If you study these cases closely, they can tell you a lot about what Nigeria stands to gain from impact investment, specifically targetting agriculture. Impact investment, when done right, has the potential to bring the financial discipline of the corporate financial world to bear on the benevolence of the social impact sector. In the social impact sector, represented by NGOs and other charity organisations (which should have included governments), the focus is on spending and not on value for money as such. In private capital, the focus is on cutting costs and maximising profits. Now we have a model that ought to take advantage of the best of both worlds.

Of course, as a new concept, there are challenges and grey areas. Who would guarantee what happens in the sector? There is a need for regulation and for government to stretch its hands into the space–financially too. Recently, the government joined in the launch of a Wholesale Impact Investment Fund (WIIF), with the intent of raising $100bn to support the kind of businesses I used as examples above. The Honourable Minister of State for Budget and National Planning, Prince Clem Agba, has even inaugurated a committee on this.
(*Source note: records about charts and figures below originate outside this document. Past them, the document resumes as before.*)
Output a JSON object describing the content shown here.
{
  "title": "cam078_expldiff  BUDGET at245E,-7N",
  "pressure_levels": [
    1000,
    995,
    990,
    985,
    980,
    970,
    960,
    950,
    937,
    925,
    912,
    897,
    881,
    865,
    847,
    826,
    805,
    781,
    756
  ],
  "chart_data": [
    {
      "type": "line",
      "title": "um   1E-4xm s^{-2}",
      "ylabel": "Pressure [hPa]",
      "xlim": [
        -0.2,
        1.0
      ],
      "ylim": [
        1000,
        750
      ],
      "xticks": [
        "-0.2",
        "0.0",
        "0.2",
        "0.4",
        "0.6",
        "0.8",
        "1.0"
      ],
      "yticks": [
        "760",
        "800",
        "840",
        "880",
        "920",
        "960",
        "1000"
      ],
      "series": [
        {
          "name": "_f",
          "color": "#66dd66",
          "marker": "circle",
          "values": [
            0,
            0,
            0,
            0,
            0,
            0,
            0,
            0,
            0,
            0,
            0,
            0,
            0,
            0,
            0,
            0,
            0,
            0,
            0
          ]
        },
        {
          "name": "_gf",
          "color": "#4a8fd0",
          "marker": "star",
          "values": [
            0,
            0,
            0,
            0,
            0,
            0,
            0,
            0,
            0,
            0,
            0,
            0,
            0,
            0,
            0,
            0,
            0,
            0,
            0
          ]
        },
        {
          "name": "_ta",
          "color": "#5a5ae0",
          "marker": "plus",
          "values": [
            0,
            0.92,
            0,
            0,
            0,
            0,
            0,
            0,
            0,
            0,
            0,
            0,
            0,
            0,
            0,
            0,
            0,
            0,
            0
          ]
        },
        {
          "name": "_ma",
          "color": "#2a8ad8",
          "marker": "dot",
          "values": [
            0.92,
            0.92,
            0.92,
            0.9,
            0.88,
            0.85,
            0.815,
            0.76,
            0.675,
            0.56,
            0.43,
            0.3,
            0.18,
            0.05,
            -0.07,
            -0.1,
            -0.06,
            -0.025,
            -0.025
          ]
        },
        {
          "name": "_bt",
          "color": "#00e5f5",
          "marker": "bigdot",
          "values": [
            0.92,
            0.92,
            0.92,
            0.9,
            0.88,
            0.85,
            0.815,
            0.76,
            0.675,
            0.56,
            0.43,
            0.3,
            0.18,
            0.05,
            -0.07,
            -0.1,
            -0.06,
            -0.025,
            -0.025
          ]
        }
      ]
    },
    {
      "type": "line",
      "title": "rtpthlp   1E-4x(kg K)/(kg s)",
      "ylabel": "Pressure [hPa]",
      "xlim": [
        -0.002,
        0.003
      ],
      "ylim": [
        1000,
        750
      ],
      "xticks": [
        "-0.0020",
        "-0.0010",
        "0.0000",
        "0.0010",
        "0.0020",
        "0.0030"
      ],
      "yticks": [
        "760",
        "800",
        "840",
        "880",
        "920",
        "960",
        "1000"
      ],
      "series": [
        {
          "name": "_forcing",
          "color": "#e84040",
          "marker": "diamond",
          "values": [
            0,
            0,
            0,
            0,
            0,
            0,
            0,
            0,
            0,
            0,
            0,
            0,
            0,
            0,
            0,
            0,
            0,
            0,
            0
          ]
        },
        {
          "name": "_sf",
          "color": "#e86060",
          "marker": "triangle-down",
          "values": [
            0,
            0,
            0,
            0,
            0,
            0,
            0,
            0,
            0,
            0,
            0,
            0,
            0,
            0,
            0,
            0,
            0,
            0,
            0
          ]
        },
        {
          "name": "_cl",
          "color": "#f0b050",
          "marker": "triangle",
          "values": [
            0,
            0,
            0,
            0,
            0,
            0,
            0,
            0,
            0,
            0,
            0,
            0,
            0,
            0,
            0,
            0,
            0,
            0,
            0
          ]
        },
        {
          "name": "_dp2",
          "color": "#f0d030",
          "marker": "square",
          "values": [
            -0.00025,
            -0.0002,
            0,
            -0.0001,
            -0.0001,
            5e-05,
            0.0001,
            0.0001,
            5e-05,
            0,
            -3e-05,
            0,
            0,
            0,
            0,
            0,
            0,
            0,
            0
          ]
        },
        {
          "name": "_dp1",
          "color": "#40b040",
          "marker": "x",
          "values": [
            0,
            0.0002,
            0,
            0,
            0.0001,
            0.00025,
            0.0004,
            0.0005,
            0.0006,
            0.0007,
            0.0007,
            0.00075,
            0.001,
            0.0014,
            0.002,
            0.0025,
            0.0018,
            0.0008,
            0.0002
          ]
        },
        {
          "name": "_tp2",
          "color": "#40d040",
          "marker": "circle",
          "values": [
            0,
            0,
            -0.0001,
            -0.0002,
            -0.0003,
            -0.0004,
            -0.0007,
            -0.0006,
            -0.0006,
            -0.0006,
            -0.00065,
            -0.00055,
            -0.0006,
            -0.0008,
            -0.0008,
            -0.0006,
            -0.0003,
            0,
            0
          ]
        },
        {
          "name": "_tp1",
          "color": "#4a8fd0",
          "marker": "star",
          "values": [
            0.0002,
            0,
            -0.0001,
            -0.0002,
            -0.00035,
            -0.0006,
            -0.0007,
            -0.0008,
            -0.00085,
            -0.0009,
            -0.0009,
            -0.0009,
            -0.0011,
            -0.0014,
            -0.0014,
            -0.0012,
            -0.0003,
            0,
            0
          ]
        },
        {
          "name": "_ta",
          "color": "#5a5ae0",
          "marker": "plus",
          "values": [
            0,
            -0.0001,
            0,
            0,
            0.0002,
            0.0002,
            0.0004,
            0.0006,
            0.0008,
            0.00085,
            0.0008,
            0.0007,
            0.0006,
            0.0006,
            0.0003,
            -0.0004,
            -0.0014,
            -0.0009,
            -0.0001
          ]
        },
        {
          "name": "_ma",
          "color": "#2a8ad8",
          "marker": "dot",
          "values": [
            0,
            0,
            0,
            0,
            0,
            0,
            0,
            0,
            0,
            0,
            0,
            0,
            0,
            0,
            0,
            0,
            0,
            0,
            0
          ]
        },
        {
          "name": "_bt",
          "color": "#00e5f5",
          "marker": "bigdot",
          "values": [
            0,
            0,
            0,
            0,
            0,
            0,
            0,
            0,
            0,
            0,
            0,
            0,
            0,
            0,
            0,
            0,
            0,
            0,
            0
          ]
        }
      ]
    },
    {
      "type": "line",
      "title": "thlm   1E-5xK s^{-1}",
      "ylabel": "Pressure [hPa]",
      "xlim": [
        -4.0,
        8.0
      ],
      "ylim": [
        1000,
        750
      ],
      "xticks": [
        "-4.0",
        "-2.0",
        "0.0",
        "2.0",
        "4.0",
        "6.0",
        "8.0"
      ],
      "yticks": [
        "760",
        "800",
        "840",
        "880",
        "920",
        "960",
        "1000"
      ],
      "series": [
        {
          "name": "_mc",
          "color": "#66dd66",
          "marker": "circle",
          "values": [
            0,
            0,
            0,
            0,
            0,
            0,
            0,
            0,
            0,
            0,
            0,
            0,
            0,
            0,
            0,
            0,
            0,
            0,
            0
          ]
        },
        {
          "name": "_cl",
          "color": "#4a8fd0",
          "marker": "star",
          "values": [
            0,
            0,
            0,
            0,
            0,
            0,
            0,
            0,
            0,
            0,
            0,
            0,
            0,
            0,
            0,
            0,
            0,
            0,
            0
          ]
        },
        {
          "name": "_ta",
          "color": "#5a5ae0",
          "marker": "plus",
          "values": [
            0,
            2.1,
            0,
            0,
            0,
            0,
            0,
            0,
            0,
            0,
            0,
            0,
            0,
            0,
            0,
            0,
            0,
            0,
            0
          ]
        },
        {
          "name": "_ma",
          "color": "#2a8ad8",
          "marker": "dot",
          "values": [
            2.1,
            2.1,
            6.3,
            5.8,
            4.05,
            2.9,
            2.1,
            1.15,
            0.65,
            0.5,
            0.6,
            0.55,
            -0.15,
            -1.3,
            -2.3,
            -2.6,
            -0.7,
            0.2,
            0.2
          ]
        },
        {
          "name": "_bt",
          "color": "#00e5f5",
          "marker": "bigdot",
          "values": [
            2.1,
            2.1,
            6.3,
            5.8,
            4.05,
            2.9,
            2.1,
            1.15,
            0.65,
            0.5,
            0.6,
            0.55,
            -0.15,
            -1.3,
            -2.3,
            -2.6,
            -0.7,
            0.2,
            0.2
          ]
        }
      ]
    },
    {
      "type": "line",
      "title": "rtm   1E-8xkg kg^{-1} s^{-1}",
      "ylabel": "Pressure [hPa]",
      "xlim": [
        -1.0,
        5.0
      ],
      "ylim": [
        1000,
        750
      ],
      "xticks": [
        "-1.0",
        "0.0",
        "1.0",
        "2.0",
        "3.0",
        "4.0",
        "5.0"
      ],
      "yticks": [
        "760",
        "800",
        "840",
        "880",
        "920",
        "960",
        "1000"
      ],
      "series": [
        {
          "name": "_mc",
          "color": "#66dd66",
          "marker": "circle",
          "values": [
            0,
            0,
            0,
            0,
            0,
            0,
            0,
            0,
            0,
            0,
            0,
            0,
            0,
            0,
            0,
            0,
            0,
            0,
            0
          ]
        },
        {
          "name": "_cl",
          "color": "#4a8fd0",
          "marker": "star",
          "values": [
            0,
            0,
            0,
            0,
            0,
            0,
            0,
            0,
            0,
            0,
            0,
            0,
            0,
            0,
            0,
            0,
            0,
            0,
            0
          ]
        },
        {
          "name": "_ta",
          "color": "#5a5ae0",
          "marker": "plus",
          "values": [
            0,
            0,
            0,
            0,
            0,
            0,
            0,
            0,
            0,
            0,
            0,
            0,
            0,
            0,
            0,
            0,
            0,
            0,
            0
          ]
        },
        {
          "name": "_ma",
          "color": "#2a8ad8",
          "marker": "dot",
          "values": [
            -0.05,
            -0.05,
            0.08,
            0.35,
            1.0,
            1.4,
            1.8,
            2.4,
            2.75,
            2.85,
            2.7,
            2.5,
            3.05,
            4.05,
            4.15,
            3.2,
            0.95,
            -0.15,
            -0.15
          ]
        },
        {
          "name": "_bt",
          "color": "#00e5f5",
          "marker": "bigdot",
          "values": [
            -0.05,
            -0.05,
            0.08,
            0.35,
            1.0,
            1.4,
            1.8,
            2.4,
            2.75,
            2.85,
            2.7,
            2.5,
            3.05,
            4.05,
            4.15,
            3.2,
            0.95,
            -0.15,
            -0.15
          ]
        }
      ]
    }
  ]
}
He charged them “to unlock local private investments using capital from public sources and to delve into strategies for attracting investments from Development Finance Institutions (DIFS) into the impact investing ecosystem”. I love the refreshing sound of all these. I wish it weren’t in the wee hours of this administration’s life. I am keeping hope alive that, given the private sector involvement and the drive by an NGO, something positive shall come out of this, and Nigeria shall be rescued from this edge of looming starvation.